Nous sommes intervenus à propos du bruit afin de mettre l'accent sur le fait que cette cartographie nous paraissait insuffisamment précise pour permettre la prise en compte des sources présentes à proximité des habitants. J'ai par ailleurs adressé une demande afin de proposer une réflexion de la CCVOI à une démarche collective permettant une meilleure défense contre les nuisances aériennes.
Concernant les circulations douces, nous sommes également intervenus pour mettre l'accent sur la réalisation d'équipement devant permettre une réelle mise en oeuvre de solutions de proximité dans nos communes.
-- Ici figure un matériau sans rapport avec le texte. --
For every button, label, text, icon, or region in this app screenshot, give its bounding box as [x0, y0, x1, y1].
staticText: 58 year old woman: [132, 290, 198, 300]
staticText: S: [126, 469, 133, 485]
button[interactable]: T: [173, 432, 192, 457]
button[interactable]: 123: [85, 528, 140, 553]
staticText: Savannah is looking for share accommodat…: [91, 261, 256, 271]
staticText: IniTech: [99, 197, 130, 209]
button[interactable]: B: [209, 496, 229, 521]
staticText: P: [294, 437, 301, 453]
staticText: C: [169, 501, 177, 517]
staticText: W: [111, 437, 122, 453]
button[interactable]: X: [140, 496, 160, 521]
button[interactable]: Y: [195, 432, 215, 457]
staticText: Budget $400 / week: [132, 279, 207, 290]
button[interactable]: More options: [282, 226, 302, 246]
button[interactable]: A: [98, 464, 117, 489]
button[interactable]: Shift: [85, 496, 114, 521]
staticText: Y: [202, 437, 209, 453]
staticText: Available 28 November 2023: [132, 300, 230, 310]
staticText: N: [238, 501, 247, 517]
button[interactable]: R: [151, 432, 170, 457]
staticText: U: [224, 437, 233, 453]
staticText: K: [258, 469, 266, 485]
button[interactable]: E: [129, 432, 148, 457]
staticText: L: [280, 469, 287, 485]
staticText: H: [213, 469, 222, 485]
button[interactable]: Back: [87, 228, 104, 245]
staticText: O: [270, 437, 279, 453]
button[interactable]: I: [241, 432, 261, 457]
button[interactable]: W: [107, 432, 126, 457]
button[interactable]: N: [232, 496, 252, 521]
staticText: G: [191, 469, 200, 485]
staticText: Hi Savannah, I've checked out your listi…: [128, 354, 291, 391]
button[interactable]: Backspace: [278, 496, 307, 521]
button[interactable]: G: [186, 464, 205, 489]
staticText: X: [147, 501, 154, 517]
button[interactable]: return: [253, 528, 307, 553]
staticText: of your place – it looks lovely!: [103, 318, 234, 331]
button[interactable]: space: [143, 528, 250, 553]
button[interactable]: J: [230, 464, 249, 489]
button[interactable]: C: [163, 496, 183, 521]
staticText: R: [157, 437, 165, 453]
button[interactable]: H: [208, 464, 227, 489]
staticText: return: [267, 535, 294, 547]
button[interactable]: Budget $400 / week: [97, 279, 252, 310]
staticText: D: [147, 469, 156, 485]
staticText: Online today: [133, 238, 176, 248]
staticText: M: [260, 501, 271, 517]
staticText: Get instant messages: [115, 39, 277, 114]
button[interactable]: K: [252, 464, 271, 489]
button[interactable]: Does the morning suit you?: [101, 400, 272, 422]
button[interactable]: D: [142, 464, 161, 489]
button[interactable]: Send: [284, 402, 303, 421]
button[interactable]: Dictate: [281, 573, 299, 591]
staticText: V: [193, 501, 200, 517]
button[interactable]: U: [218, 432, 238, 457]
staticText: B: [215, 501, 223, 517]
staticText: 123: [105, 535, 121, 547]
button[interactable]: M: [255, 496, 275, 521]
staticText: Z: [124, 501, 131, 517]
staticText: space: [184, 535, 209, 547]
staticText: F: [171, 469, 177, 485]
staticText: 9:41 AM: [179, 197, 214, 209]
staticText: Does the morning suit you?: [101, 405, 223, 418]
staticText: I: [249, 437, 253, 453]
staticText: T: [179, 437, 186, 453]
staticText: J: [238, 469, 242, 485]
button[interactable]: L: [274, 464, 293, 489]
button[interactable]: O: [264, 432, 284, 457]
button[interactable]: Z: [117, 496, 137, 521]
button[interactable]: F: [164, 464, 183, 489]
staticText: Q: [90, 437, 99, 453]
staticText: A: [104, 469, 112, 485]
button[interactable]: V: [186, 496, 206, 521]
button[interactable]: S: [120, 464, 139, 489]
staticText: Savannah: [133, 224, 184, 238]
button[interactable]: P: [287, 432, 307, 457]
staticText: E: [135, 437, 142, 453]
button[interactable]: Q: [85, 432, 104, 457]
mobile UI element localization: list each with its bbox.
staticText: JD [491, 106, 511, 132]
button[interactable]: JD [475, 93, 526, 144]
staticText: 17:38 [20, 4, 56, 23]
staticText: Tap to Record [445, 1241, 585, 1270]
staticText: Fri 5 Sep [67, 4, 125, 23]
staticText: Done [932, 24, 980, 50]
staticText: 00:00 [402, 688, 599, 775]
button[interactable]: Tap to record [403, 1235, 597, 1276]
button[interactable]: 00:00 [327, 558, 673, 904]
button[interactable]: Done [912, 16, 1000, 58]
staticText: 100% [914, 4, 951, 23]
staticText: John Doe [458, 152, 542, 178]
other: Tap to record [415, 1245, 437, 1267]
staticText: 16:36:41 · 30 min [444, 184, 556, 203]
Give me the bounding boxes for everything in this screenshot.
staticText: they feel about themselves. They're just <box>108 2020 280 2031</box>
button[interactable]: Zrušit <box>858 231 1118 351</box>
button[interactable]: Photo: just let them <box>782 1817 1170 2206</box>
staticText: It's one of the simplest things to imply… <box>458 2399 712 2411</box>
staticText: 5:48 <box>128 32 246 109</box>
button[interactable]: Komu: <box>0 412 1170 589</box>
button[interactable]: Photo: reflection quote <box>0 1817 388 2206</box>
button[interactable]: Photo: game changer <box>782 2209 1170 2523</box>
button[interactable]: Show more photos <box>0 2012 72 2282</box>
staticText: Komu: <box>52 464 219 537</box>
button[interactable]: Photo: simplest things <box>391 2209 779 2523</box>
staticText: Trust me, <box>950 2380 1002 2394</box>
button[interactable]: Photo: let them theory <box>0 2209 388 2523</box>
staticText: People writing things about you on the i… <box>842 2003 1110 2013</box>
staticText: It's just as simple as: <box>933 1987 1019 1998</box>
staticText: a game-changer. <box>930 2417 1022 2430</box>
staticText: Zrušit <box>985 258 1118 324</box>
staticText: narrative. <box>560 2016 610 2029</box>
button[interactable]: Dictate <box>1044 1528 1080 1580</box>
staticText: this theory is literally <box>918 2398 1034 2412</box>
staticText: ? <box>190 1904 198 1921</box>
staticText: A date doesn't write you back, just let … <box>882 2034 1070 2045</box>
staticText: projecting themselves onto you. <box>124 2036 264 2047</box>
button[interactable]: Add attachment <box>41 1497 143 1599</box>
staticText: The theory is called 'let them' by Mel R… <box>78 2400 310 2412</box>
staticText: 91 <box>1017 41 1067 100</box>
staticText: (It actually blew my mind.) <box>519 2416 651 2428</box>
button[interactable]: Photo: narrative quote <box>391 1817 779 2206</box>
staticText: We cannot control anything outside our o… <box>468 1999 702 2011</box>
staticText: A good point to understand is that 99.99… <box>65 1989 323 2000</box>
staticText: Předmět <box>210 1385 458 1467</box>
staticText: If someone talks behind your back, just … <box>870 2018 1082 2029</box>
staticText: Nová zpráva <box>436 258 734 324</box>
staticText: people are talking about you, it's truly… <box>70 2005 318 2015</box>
Nous voulons à terme, que les déplacements "doux" soient une véritable alternative aux déplacements et pas simplement du domaine du loisir dominicale. Une volonté similaire anime nombre de nos collègues des autres communes. Nous mènerons donc le travail en ce sens.

Lundi 16 juin, première commission "Aménagement du Territoire" de la nouvelle mandature.
Deux dossiers essentiels ont été abordés. Le Schéma de Cohérence Territoriale (SCOT), sorte de PLU à l'échelle intercommunale et l'opération d'amélioration de l'habitat (dont une partie se déroulera sur Méry et permet des opérations de ravallements ou de travaux intérieurs).

Le SCOT est dans s aphase de réalisation du Projet d'Aménagement et de Développement Durable. Dans ce PADD sont recensées les orientations vers lesquelles la CCVOI (économie, commerce, transports, environnement, logement etc..). Nous avons ré affirmé la nécessité de développer les transports en commun et les solutions de désengorgement de nos centres villes par le trafic automobile avec la prise en compte d'un nouveau franchissement de l'Oise. Ces options sont également partagées par d'autres communes.
Des communications spécifiques de la CCVOI sont en prévision.